Traiter dans une mince revue de Julien Green et la Bible, est-ce une gageure, une inconséquence ? L’intimité de l’homme et de l’écrivain avec la Bible est, comme le montre le Journal, si vertigineuse qu’elle décrédibilise tout désir d’épuiser le sujet. Comment embrasser les effets du Livre des livres sur un homme et un écrivain dont il fut, comme il l’évoque lui-même, le lait maternel, le pain quotidien, la lecture journalière sur quatre-vingt-dix-huit années ?

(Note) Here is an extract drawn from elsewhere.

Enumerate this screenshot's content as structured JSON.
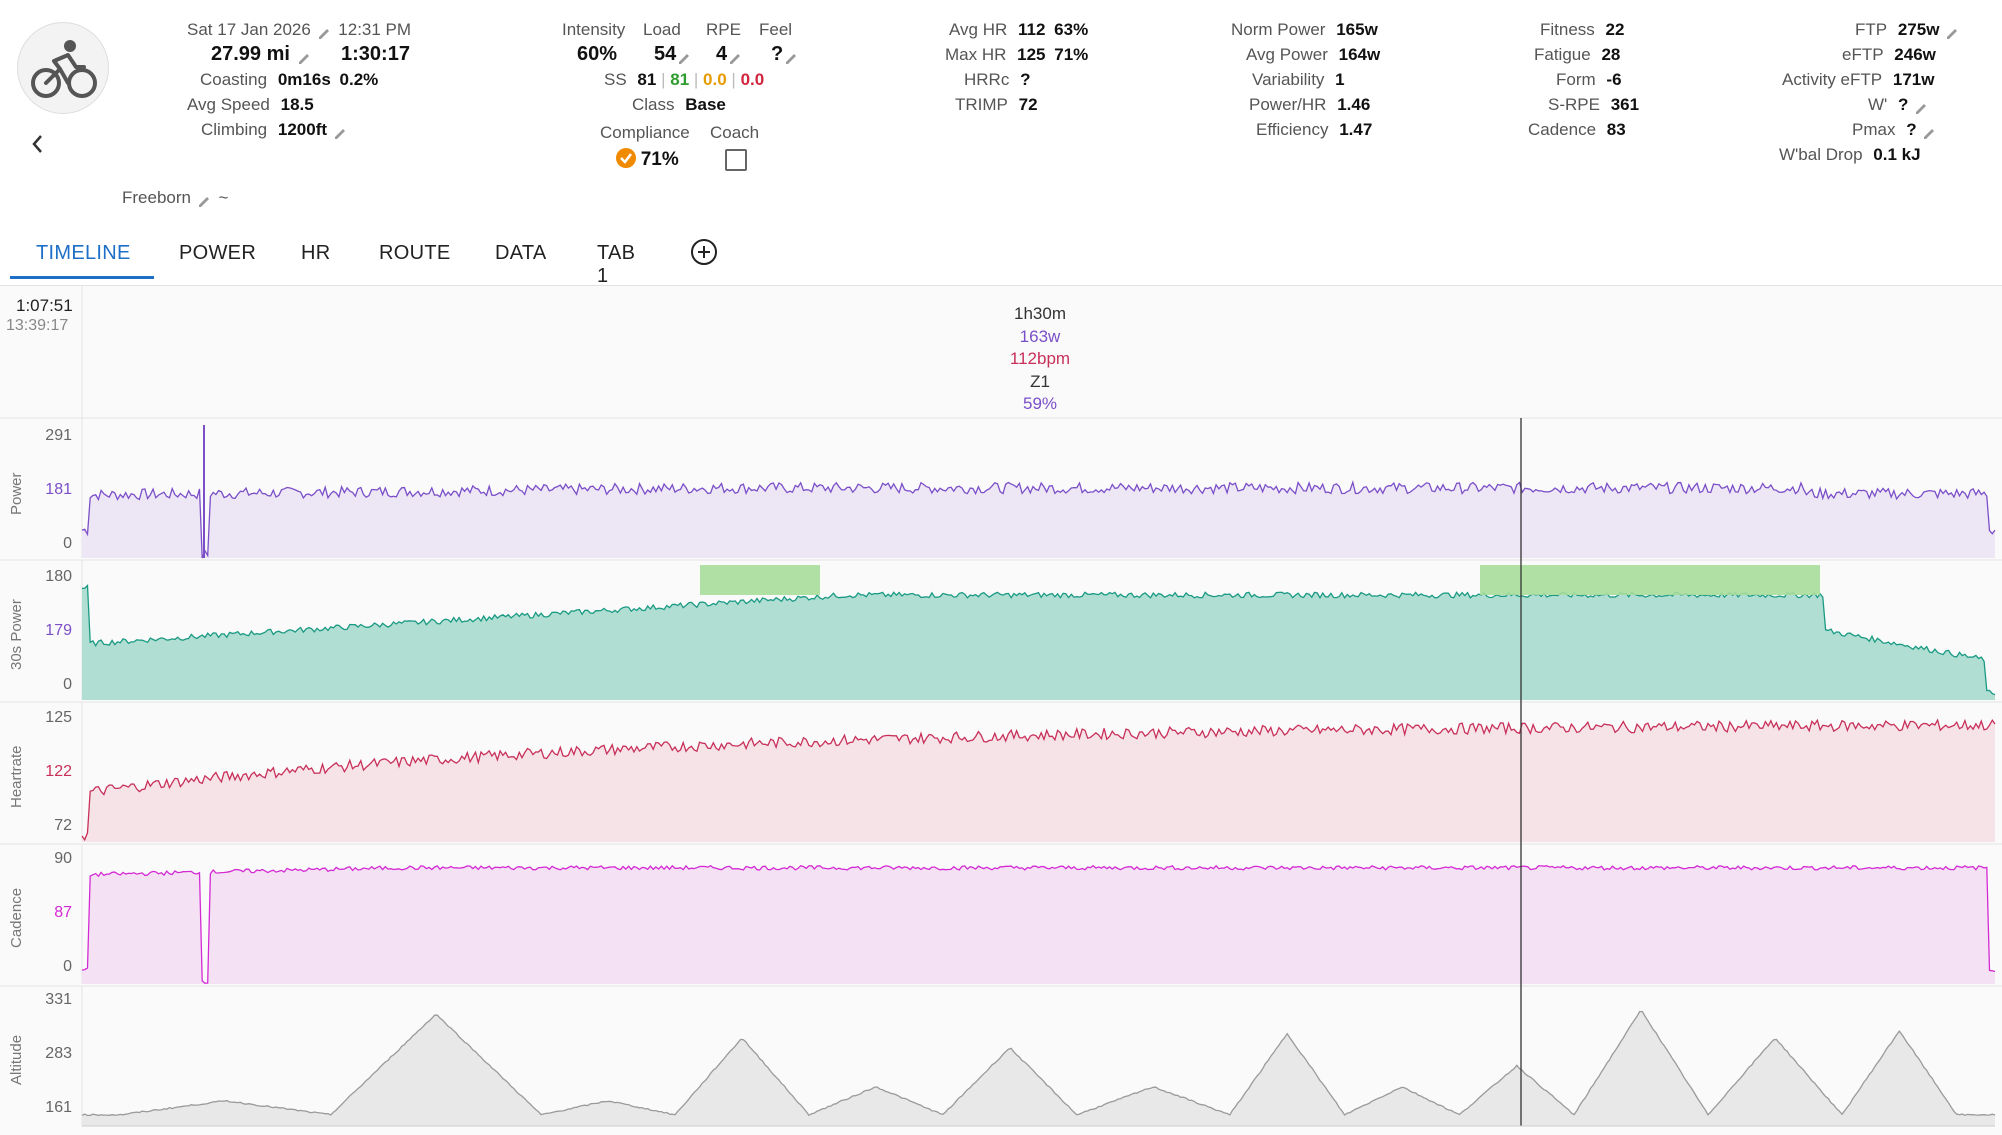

Mais ce que l’audace de brefs éclairs sur un pareil sujet fait jaillir, malgré tout, c’est l’authenticité, dans les deux ensembles d’œuvres, du rapport au Mot, à la Parole. La Bible comme l’œuvre greenienne débordent toutes les catégories littéraires. Elles se débattent entre anthropologie, philosophie, foi, spiritualité. Elles ne cherchent pas à dire le réel, elles ouvrent des pistes. Pourquoi ? Parce qu’au cœur de l’inconsistance et de la confusion du réel les prophètes comme Green ont pressenti que les mots peuvent dessiner un Sens. Éblouissante expérience de l’enfant Green : un jour, dans sa petite enfance, il découvre que les mots anglais lus par sa mère lui disent quelque chose, qu’ils ont un sens, et la Bible avec eux. Chez Green comme dans la Bible se déploie la nécessité absolue de mettre en mots l’existence et l’histoire d’un individu ou d’un peuple pour faire jaillir le Secret.
Ces mots, leurs mots, comme ceux des vrais poètes sont à double sens. C’est à un ciel et un enfer surnaturels qu’ils introduisent, ce sont des destinées surnaturelles, bien ou mal engagées, qu’ils projettent à l’esprit par la force de l’image et du symbole. On comprend alors que Green ait tout tenté pour entrer dans le symbolisme de l’écriture hébraïque qui décuple la multiplicité et la profondeur du sens, pour éprouver à l’oreille la musique suggestive des prophéties et des psaumes, lui qui s’est tant lamenté sur la pauvreté sonore de la langue française.
Des mots donc chez Green et dans la Bible qui cherchent à dire la vie au lieu de se substituer à elle. Comment dans ces conditions le romancier comme les prophètes n’auraient-ils pas eu la vive impression d’être inspirés, de transmettre une parole, de surprendre en eux une voix, une « présence » ? Green n’a pas besoin de plan pour bâtir ses romans : il se met à l’écoute des images qui lui sont données et des mots qu’elles suscitent. Alors il accède à sa vraie vie, à la vérité de sa douleur et de son désir, tandis que comme lecteur, il découvrait très vite, dans la Bible, la parole de Vie qui éclaire et relève.
Très tôt… Mais comme une Œuvre livre d’autres secrets à de nouveaux lecteurs, la Parole de la Bible a dû être tout au long de la vie relue, ingérée par Green pour se renouveler des métamorphoses de son lecteur. Et tant pis si elle n’a pas, comme la théologie, réponse à tout. Ainsi demeure-t-elle, comme tout authentique chef-d’œuvre, baignée par le Mystère. L’œuvre de Julien Green, elle aussi, aura été suffisamment fidèle au mystère du moi pour témoigner jusqu’au bout du caractère dérangeant et insaisissable de toute Parole vraie.
Il valait sans doute la peine, en si peu de pages, de confronter Julien Green et la Bible. C’était aller très vite au ferment de son œuvre et de sa vie : la découverte bouleversante que les mots du Livre, que les mots d’un livre peuvent avoir un sens, me dire et me parler.